PS F:\Projects\Python> pip install mysql-connector-python
Collecting mysql-connector-python
  Downloading mysql_connector_python-8.0.23-cp38-cp38-win_amd64.whl (854 kB)
     |████████████████████████████████| 854 kB 1.6 MB/s
Collecting protobuf>=3.0.0
  Downloading protobuf-3.14.0-py2.py3-none-any.whl (173 kB)
     |████████████████████████████████| 173 kB 6.4 MB/s
Requirement already satisfied: six>=1.9 in c:\users\fahao.000\appdata\roaming\python\python38\site-packages (from protobuf>=3.0.0->mysql-connector-python) (1.14.0)
Installing collected packages: protobuf, mysql-connector-python
Successfully installed mysql-connector-python-8.0.23 protobuf-3.14.0

Code snippet

Now we can use mysql.connector package to load data from MySQL database in Spark. The data load part will run in Spark driver application.

import mysql.connector
import pandas as pd
from pyspark.sql import SparkSession

appName = "PySpark MySQL Example - via mysql.connector"
master = "local"

spark = SparkSession.builder.master(master).appName(appName).getOrCreate()

# Establish a connection
conn = mysql.connector.connect(user='hive', database='test_db',
                               password='hive',
                               host="localhost",
                               port=10101)
cursor = conn.cursor()
query = "SELECT id, value FROM test_table"
# Create a pandas dataframe
pdf = pd.read_sql(query, con=conn)
conn.close()

# Convert Pandas dataframe to spark DataFrame
df = spark.createDataFrame(pdf)

df.show()

The above code snippet does the following:

Establish a SparkSession with local master.
Then create a MySQL connection using mysql.connector python package.
Pandas is used to create a DataFrame object using read_sqlAPI.
Eventually the Pandas DataFrame is converted to a Spark DataFrame.

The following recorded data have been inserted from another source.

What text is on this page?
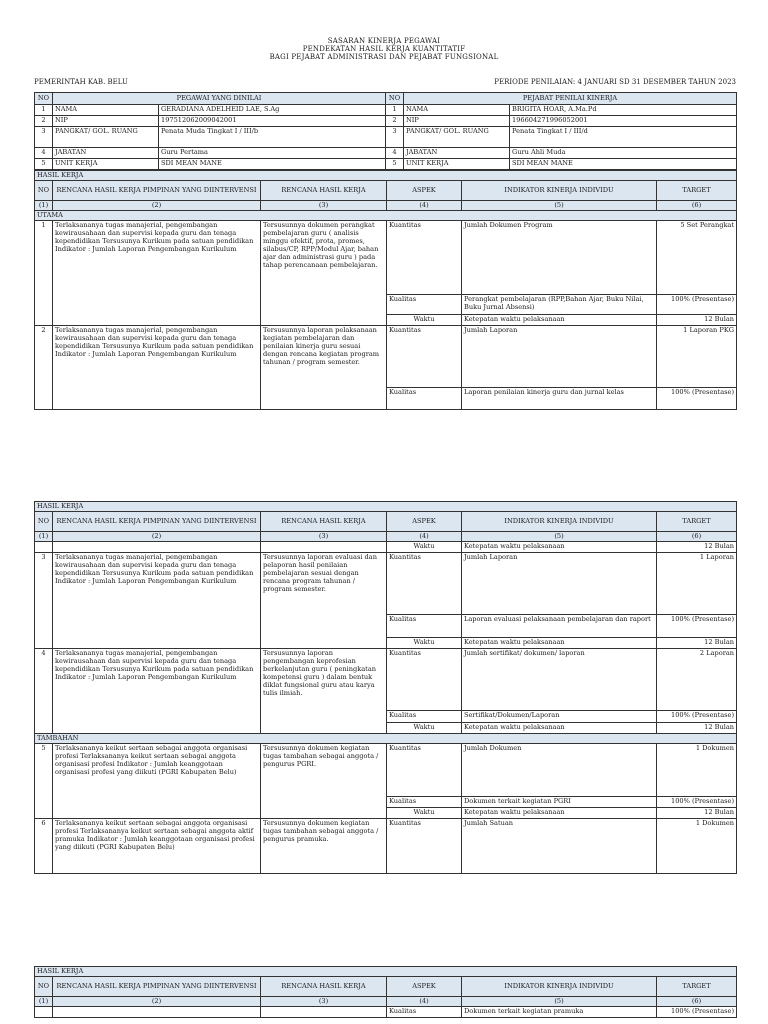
SASARAN KINERJA PEGAWAI
PENDEKATAN HASIL KERJA KUANTITATIF
BAGI PEJABAT ADMINISTRASI DAN PEJABAT FUNGSIONAL
PEMERINTAH KAB. BELU	PERIODE PENILAIAN: 4 JANUARI SD 31 DESEMBER TAHUN 2023
NO	PEGAWAI YANG DINILAI		NO	PEJABAT PENILAI KINERJA	
1	NAMA	GERADIANA ADELHEID LAE, S.Ag	1	NAMA	BRIGITA HOAR, A.Ma.Pd
2	NIP	197512062009042001	2	NIP	196604271996052001
3	PANGKAT/ GOL. RUANG	Penata Muda Tingkat I / III/b	3	PANGKAT/ GOL. RUANG	Penata Tingkat I / III/d
4	JABATAN	Guru Pertama	4	JABATAN	Guru Ahli Muda
5	UNIT KERJA	SDI MEAN MANE	5	UNIT KERJA	SDI MEAN MANE
HASIL KERJA					
NO	RENCANA HASIL KERJA PIMPINAN YANG DIINTERVENSI	RENCANA HASIL KERJA	ASPEK	INDIKATOR KINERJA INDIVIDU	TARGET
(1)	(2)	(3)	(4)	(5)	(6)
UTAMA					
1	Terlaksananya tugas manajerial, pengembangan kewirausahaan dan supervisi kepada guru dan tenaga kependidikan Tersusunya Kurikum pada satuan pendidikan Indikator : Jumlah Laporan Pengembangan Kurikulum	Tersusunnya dokumen perangkat pembelajaran guru ( analisis minggu efektif, prota, promes, silabus/CP, RPP/Modul Ajar, bahan ajar dan administrasi guru ) pada tahap perencanaan pembelajaran.	Kuantitas	Jumlah Dokumen Program	5 Set Perangkat
			Kualitas	Perangkat pembelajaran (RPP,Bahan Ajar, Buku Nilai, Buku Jurnal Absensi)	100% (Presentase)
			Waktu	Ketepatan waktu pelaksanaan	12 Bulan
2	Terlaksananya tugas manajerial, pengembangan kewirausahaan dan supervisi kepada guru dan tenaga kependidikan Tersusunya Kurikum pada satuan pendidikan Indikator : Jumlah Laporan Pengembangan Kurikulum	Tersusunnya laporan pelaksanaan kegiatan pembelajaran dan penilaian kinerja guru sesuai dengan rencana kegiatan program tahunan / program semester.	Kuantitas	Jumlah Laporan	1 Laporan PKG
			Kualitas	Laporan penilaian kinerja guru dan jurnal kelas	100% (Presentase)
HASIL KERJA					
NO	RENCANA HASIL KERJA PIMPINAN YANG DIINTERVENSI	RENCANA HASIL KERJA	ASPEK	INDIKATOR KINERJA INDIVIDU	TARGET
(1)	(2)	(3)	(4)	(5)	(6)
			Waktu	Ketepatan waktu pelaksanaan	12 Bulan
3	Terlaksananya tugas manajerial, pengembangan kewirausahaan dan supervisi kepada guru dan tenaga kependidikan Tersusunya Kurikum pada satuan pendidikan Indikator : Jumlah Laporan Pengembangan Kurikulum	Tersusunnya laporan evaluasi dan pelaporan hasil penilaian pembelajaran sesuai dengan rencana program tahunan / program semester.	Kuantitas	Jumlah Laporan	1 Laporan
			Kualitas	Laporan evaluasi pelaksanaan pembelajaran dan raport	100% (Presentase)
			Waktu	Ketepatan waktu pelaksanaan	12 Bulan
4	Terlaksananya tugas manajerial, pengembangan kewirausahaan dan supervisi kepada guru dan tenaga kependidikan Tersusunya Kurikum pada satuan pendidikan Indikator : Jumlah Laporan Pengembangan Kurikulum	Tersusunnya laporan pengembangan keprofesian berkelanjutan guru ( peningkatan kompetensi guru ) dalam bentuk diklat fungsional guru atau karya tulis ilmiah.	Kuantitas	Jumlah sertifikat/ dokumen/ laporan	2 Laporan
			Kualitas	Sertifikat/Dokumen/Laporan	100% (Presentase)
			Waktu	Ketepatan waktu pelaksanaan	12 Bulan
TAMBAHAN					
5	Terlaksananya keikut sertaan sebagai anggota organisasi profesi Terlaksananya keikut sertaan sebagai anggota organisasi profesi Indikator : Jumlah keanggotaan organisasi profesi yang diikuti (PGRI Kabupaten Belu)	Tersusunnya dokumen kegiatan tugas tambahan sebagai anggota / pengurus PGRI.	Kuantitas	Jumlah Dokumen	1 Dokumen
			Kualitas	Dokumen terkait kegiatan PGRI	100% (Presentase)
			Waktu	Ketepatan waktu pelaksanaan	12 Bulan
6	Terlaksananya keikut sertaan sebagai anggota organisasi profesi Terlaksananya keikut sertaan sebagai anggota aktif pramuka Indikator : Jumlah keanggotaan organisasi profesi yang diikuti (PGRI Kabupaten Belu)	Tersusunnya dokumen kegiatan tugas tambahan sebagai anggota / pengurus pramuka.	Kuantitas	Jumlah Satuan	1 Dokumen
HASIL KERJA					
NO	RENCANA HASIL KERJA PIMPINAN YANG DIINTERVENSI	RENCANA HASIL KERJA	ASPEK	INDIKATOR KINERJA INDIVIDU	TARGET
(1)	(2)	(3)	(4)	(5)	(6)
			Kualitas	Dokumen terkait kegiatan pramuka	100% (Presentase)
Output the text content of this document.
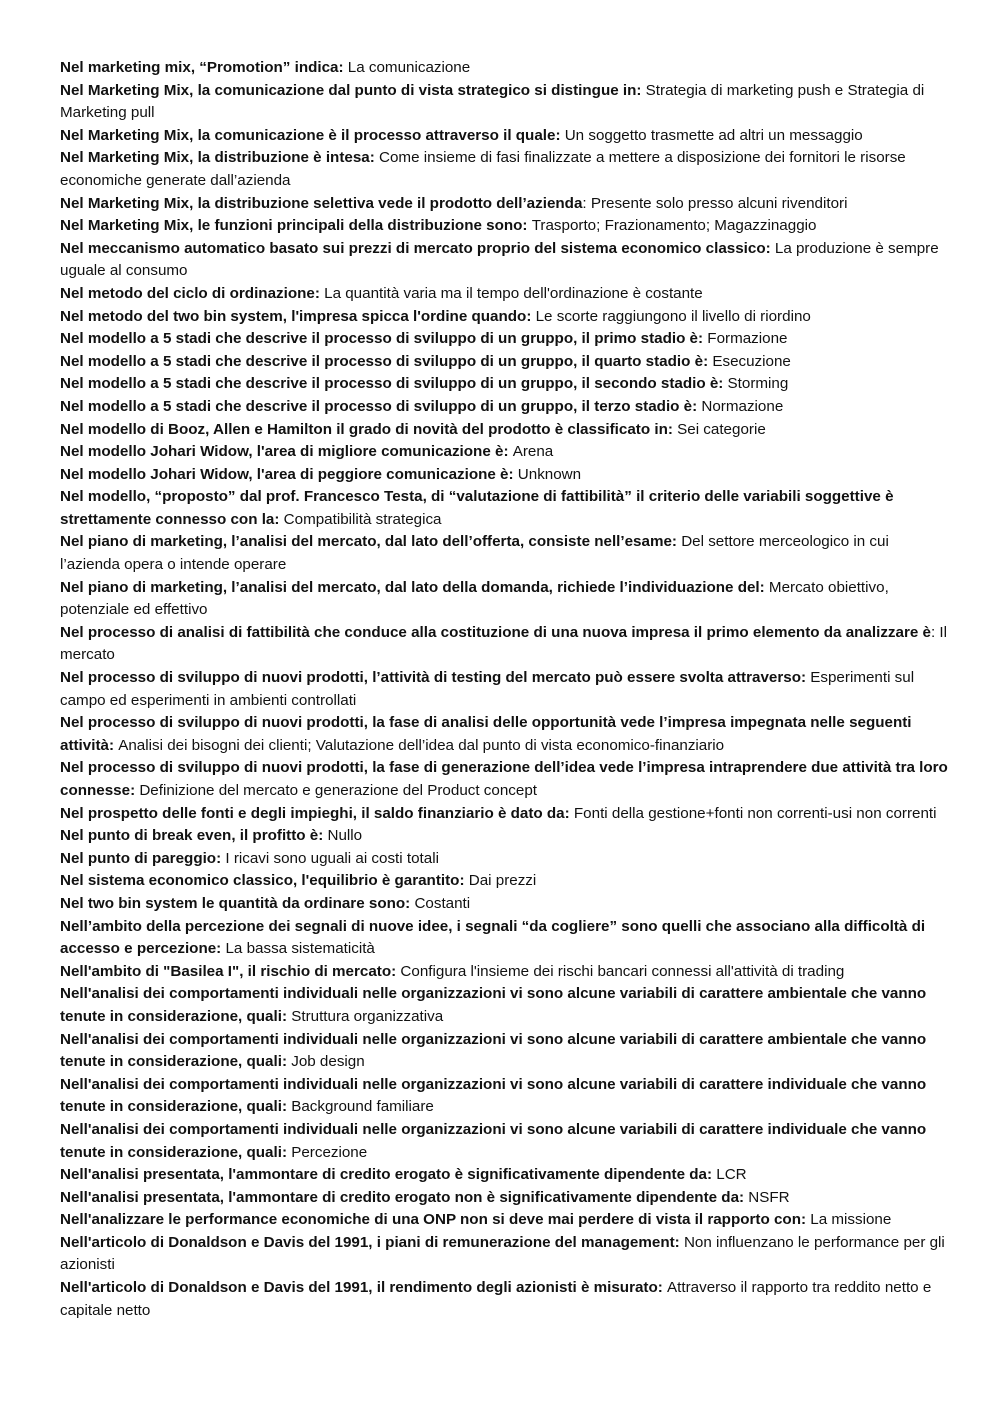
Nel marketing mix, “Promotion” indica: La comunicazione

Nel Marketing Mix, la comunicazione dal punto di vista strategico si distingue in: Strategia di marketing push e Strategia di Marketing pull

Nel Marketing Mix, la comunicazione è il processo attraverso il quale: Un soggetto trasmette ad altri un messaggio

Nel Marketing Mix, la distribuzione è intesa: Come insieme di fasi finalizzate a mettere a disposizione dei fornitori le risorse economiche generate dall’azienda

Nel Marketing Mix, la distribuzione selettiva vede il prodotto dell’azienda: Presente solo presso alcuni rivenditori

Nel Marketing Mix, le funzioni principali della distribuzione sono: Trasporto; Frazionamento; Magazzinaggio

Nel meccanismo automatico basato sui prezzi di mercato proprio del sistema economico classico: La produzione è sempre uguale al consumo

Nel metodo del ciclo di ordinazione: La quantità varia ma il tempo dell'ordinazione è costante

Nel metodo del two bin system, l'impresa spicca l'ordine quando: Le scorte raggiungono il livello di riordino

Nel modello a 5 stadi che descrive il processo di sviluppo di un gruppo, il primo stadio è: Formazione

Nel modello a 5 stadi che descrive il processo di sviluppo di un gruppo, il quarto stadio è: Esecuzione

Nel modello a 5 stadi che descrive il processo di sviluppo di un gruppo, il secondo stadio è: Storming

Nel modello a 5 stadi che descrive il processo di sviluppo di un gruppo, il terzo stadio è: Normazione

Nel modello di Booz, Allen e Hamilton il grado di novità del prodotto è classificato in: Sei categorie

Nel modello Johari Widow, l'area di migliore comunicazione è: Arena

Nel modello Johari Widow, l'area di peggiore comunicazione è: Unknown

Nel modello, “proposto” dal prof. Francesco Testa, di “valutazione di fattibilità” il criterio delle variabili soggettive è strettamente connesso con la: Compatibilità strategica

Nel piano di marketing, l’analisi del mercato, dal lato dell’offerta, consiste nell’esame: Del settore merceologico in cui l’azienda opera o intende operare

Nel piano di marketing, l’analisi del mercato, dal lato della domanda, richiede l’individuazione del: Mercato obiettivo, potenziale ed effettivo

Nel processo di analisi di fattibilità che conduce alla costituzione di una nuova impresa il primo elemento da analizzare è: Il mercato

Nel processo di sviluppo di nuovi prodotti, l’attività di testing del mercato può essere svolta attraverso: Esperimenti sul campo ed esperimenti in ambienti controllati

Nel processo di sviluppo di nuovi prodotti, la fase di analisi delle opportunità vede l’impresa impegnata nelle seguenti attività: Analisi dei bisogni dei clienti; Valutazione dell’idea dal punto di vista economico-finanziario

Nel processo di sviluppo di nuovi prodotti, la fase di generazione dell’idea vede l’impresa intraprendere due attività tra loro connesse: Definizione del mercato e generazione del Product concept

Nel prospetto delle fonti e degli impieghi, il saldo finanziario è dato da: Fonti della gestione+fonti non correnti-usi non correnti

Nel punto di break even, il profitto è: Nullo

Nel punto di pareggio: I ricavi sono uguali ai costi totali

Nel sistema economico classico, l'equilibrio è garantito: Dai prezzi

Nel two bin system le quantità da ordinare sono: Costanti

Nell’ambito della percezione dei segnali di nuove idee, i segnali “da cogliere” sono quelli che associano alla difficoltà di accesso e percezione: La bassa sistematicità

Nell'ambito di "Basilea I", il rischio di mercato: Configura l'insieme dei rischi bancari connessi all'attività di trading

Nell'analisi dei comportamenti individuali nelle organizzazioni vi sono alcune variabili di carattere ambientale che vanno tenute in considerazione, quali: Struttura organizzativa

Nell'analisi dei comportamenti individuali nelle organizzazioni vi sono alcune variabili di carattere ambientale che vanno tenute in considerazione, quali: Job design

Nell'analisi dei comportamenti individuali nelle organizzazioni vi sono alcune variabili di carattere individuale che vanno tenute in considerazione, quali: Background familiare

Nell'analisi dei comportamenti individuali nelle organizzazioni vi sono alcune variabili di carattere individuale che vanno tenute in considerazione, quali: Percezione

Nell'analisi presentata, l'ammontare di credito erogato è significativamente dipendente da: LCR

Nell'analisi presentata, l'ammontare di credito erogato non è significativamente dipendente da: NSFR

Nell'analizzare le performance economiche di una ONP non si deve mai perdere di vista il rapporto con: La missione

Nell'articolo di Donaldson e Davis del 1991, i piani di remunerazione del management: Non influenzano le performance per gli azionisti

Nell'articolo di Donaldson e Davis del 1991, il rendimento degli azionisti è misurato: Attraverso il rapporto tra reddito netto e capitale netto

The following is the sample output:

StructType(List(StructField(id,LongType,true),StructField(value,StringType,true)))
+---+--------+
| id|   value|
+---+--------+
|  0|Record 0|
|  1|Record 1|
|  2|Record 2|
|  3|Record 3|
|  4|Record 4|
+---+--------+

infoSpark DataFrame's schema is automatically inferred from Pandas DataFrame. You can also explicitly specify the schema when creating the DataFrame object.